Chapecoense tem média de três técnicos por ano desde acidente

A demissão de Ney Franco, na quarta-feira, expôs um dado relevante no comando da Chapecoense. Desde o acidente aéreo na Colômbia, em novembro de 2016, seis treinadores estiveram à frente do time. Média de um a cada 4,6 meses, ou seja, três técnicos por temporada.

O mais trabalho mais duradouro neste período foi o de Gilson Kleina, que ficou no cargo por 10 meses. Guto Ferreira e Vinicius Eutrópio permaneceram apenas por dois meses ao longo desse tempo no comando do Verdão. Vagner Mancini, Claudinei Oliveira e o próprio Ney Franco completam a lista desde a morte de Caio Júnior, na Colômbia.

Kleina e Ney Franco ainda tiveram praticamente um mês cada sem jogos por conta das pausas para a Copa do Mundo e Copa América, em 2018 e 2019, respectivamente. Em algumas trocas de treinadores, o auxiliar do clube, Emerson Cris, assumiu o comando interino. Ele está novamente à frente do time provisoriamente, inclusive com o apoio da diretoria.

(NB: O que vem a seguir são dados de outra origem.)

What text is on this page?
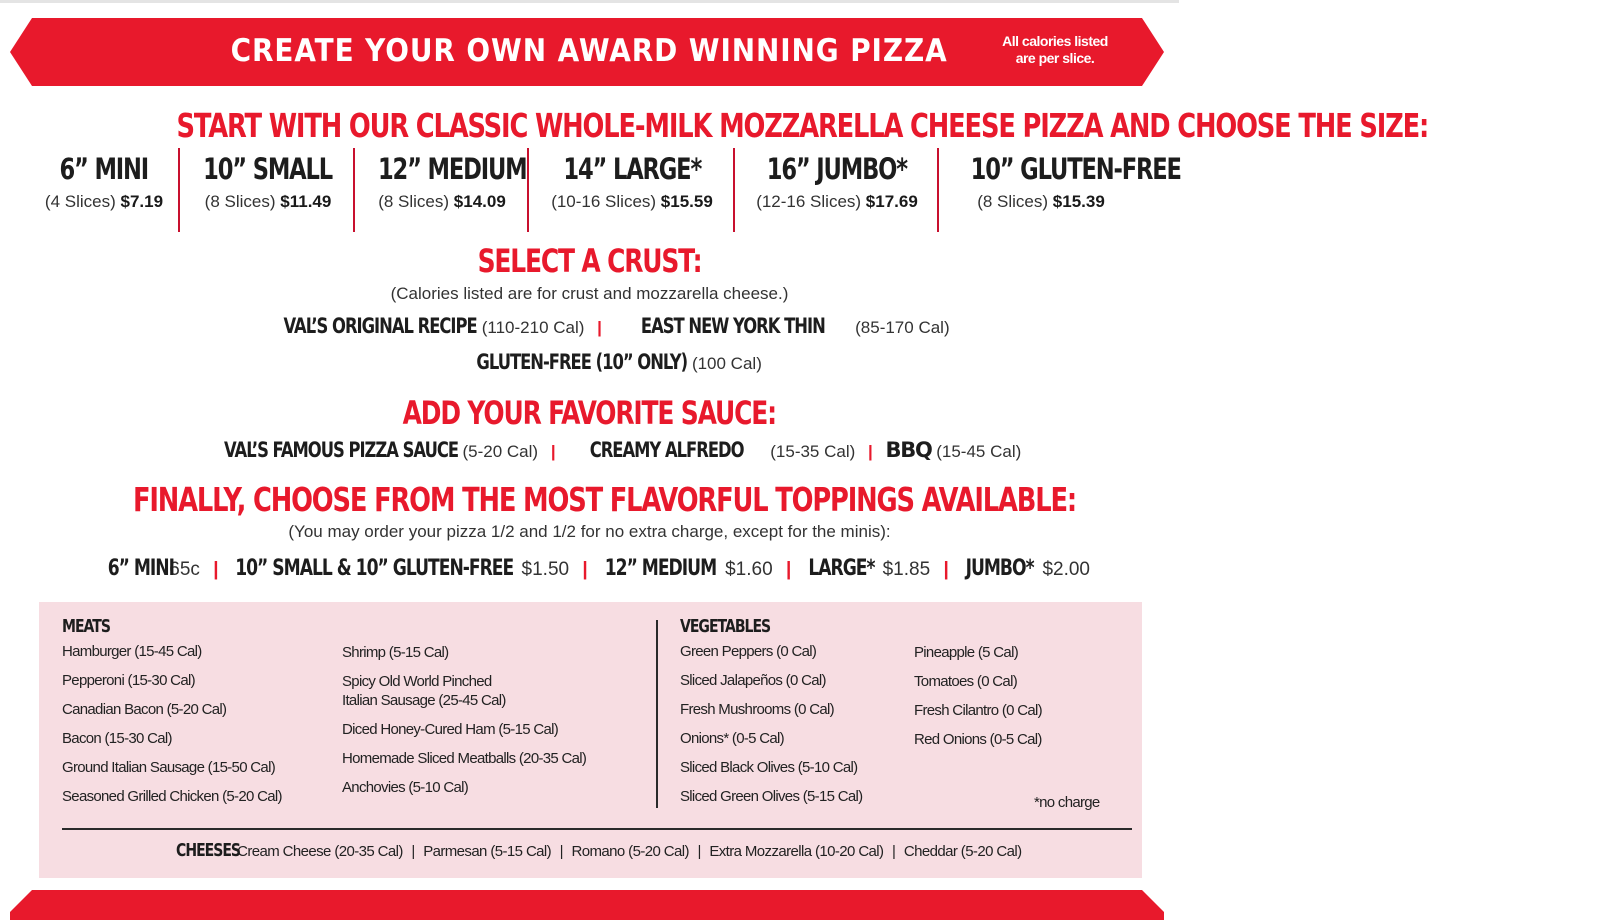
CREATE YOUR OWN AWARD WINNING PIZZA	All calories listed
are per slice.
START WITH OUR CLASSIC WHOLE-MILK MOZZARELLA CHEESE PIZZA AND CHOOSE THE SIZE:
6” MINI
(4 Slices) $7.19
10” SMALL
(8 Slices) $11.49
12” MEDIUM
(8 Slices) $14.09
14” LARGE*
(10-16 Slices) $15.59
16” JUMBO*
(12-16 Slices) $17.69
10” GLUTEN-FREE
(8 Slices) $15.39
SELECT A CRUST:
(Calories listed are for crust and mozzarella cheese.)
VAL’S ORIGINAL RECIPE (110-210 Cal) | EAST NEW YORK THIN (85-170 Cal)
GLUTEN-FREE (10” ONLY) (100 Cal)
ADD YOUR FAVORITE SAUCE:
VAL’S FAMOUS PIZZA SAUCE (5-20 Cal) | CREAMY ALFREDO (15-35 Cal) | BBQ (15-45 Cal)
FINALLY, CHOOSE FROM THE MOST FLAVORFUL TOPPINGS AVAILABLE:
(You may order your pizza 1/2 and 1/2 for no extra charge, except for the minis):
6” MINI 65c | 10” SMALL & 10” GLUTEN-FREE $1.50 | 12” MEDIUM $1.60 | LARGE* $1.85 | JUMBO* $2.00
MEATS
Hamburger (15-45 Cal)
Pepperoni (15-30 Cal)
Canadian Bacon (5-20 Cal)
Bacon (15-30 Cal)
Ground Italian Sausage (15-50 Cal)
Seasoned Grilled Chicken (5-20 Cal)
Shrimp (5-15 Cal)
Spicy Old World Pinched
Italian Sausage (25-45 Cal)
Diced Honey-Cured Ham (5-15 Cal)
Homemade Sliced Meatballs (20-35 Cal)
Anchovies (5-10 Cal)
VEGETABLES
Green Peppers (0 Cal)
Sliced Jalapeños (0 Cal)
Fresh Mushrooms (0 Cal)
Onions* (0-5 Cal)
Sliced Black Olives (5-10 Cal)
Sliced Green Olives (5-15 Cal)
Pineapple (5 Cal)
Tomatoes (0 Cal)
Fresh Cilantro (0 Cal)
Red Onions (0-5 Cal)
*no charge
CHEESES Cream Cheese (20-35 Cal) | Parmesan (5-15 Cal) | Romano (5-20 Cal) | Extra Mozzarella (10-20 Cal) | Cheddar (5-20 Cal)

Em 2019, com ou sem Emerson Cris efetivado, a Chape chegará ao terceiro técnico. O escolhido pela diretoria terá que evitar queda à Série B, situação alcançada com Kleina, em 2018, e Claudinei Oliveira, no ano passado. Desta vez, porém, o treinador lidará com o pior início do Verdão desde a primeira vez do clube na elite, em 2014.

No atual momento, a Chape ocupa a 18ª colocação, com oito pontos em 11 partidas. O Verdão ainda vem de goleada por 4 a 0, sofrida para o São Paulo, o que aumenta a pressão para a recuperação imediata. No domingo, às 11h, o adversário será o Bahia, na Arena Condá.